Interior art by Fico Ossio and Ronda Pattison

Ossio still brings a dynamic, early 2000s energy to the book that screams Spider-Man when our leads are in costume. The biggest issue in the art is probably the lack of background detail, but the dynamism of the panels is usually more than enough to make up for it. Movement is clear and dramatic and there’s never a doubt that blows carry speed and weight.
Out of costume, Ossio’s style is much more unique, with his broad noses and infectious smiles. Spider-Man actually looks like a teenager for once! And I’ve already talked about how great the Black Cat looks in and out of costume, but it’s even better because of how the small changes in her design bring out her age and her personality.
Though the art obviously shares some inspiration with slick, modern children’s cartoons and anime this doesn’t feel like it’s trying to cash in on something “the kids” will like; it’s strong comics art in its own right.
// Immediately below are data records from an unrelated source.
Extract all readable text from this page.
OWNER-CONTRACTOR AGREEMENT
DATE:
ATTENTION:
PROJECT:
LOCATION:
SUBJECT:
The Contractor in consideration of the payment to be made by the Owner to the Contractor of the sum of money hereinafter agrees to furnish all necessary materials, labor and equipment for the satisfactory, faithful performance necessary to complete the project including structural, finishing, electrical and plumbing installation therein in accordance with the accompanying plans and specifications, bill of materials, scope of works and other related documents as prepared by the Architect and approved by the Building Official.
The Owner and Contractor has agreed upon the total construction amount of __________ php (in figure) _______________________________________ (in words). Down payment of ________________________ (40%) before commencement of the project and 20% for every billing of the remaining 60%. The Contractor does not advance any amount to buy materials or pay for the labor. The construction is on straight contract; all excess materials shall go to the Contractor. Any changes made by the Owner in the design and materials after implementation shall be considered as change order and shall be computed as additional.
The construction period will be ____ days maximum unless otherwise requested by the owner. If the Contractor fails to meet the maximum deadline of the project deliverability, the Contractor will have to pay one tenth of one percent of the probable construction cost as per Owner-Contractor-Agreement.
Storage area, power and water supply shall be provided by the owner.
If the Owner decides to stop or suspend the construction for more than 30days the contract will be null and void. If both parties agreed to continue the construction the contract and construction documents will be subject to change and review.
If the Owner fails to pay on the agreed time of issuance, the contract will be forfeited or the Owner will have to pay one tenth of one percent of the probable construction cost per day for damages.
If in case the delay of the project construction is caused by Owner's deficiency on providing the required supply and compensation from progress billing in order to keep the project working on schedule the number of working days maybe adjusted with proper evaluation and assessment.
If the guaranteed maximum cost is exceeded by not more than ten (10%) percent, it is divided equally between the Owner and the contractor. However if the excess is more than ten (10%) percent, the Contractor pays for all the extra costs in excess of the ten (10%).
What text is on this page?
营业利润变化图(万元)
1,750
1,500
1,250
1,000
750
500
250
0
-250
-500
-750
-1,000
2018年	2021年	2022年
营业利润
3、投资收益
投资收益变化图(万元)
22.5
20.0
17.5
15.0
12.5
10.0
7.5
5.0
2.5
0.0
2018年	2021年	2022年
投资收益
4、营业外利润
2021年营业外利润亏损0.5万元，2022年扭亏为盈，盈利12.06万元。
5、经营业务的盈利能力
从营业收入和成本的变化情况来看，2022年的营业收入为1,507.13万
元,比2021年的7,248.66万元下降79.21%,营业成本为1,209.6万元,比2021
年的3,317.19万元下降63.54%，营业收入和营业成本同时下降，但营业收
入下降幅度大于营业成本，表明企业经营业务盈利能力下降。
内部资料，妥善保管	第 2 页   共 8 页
Interior art by Fico Ossio and Ronda Pattison

The return of this series’ original creative team comes with the same level of quality that their successors had brought and their potential implied. Marvel Action: Spider-Man #7 builds on the best elements of the series, maintains the quality of voice and character we saw in arc 2, and reintroduces the Black Cat in a big way. It doesn’t necessarily blow you out of the water, but it does what it needs to do and sets things up in such a way that future issues might make good on that. Especially if you’re looking for something for a younger reader or someone who just wants Spider-Man the same timely, thoughtful way that the Boomers got him, this is worth a look.
Marvel Action: Spider-Man #7 is currently available in comic shops from IDW Publishing.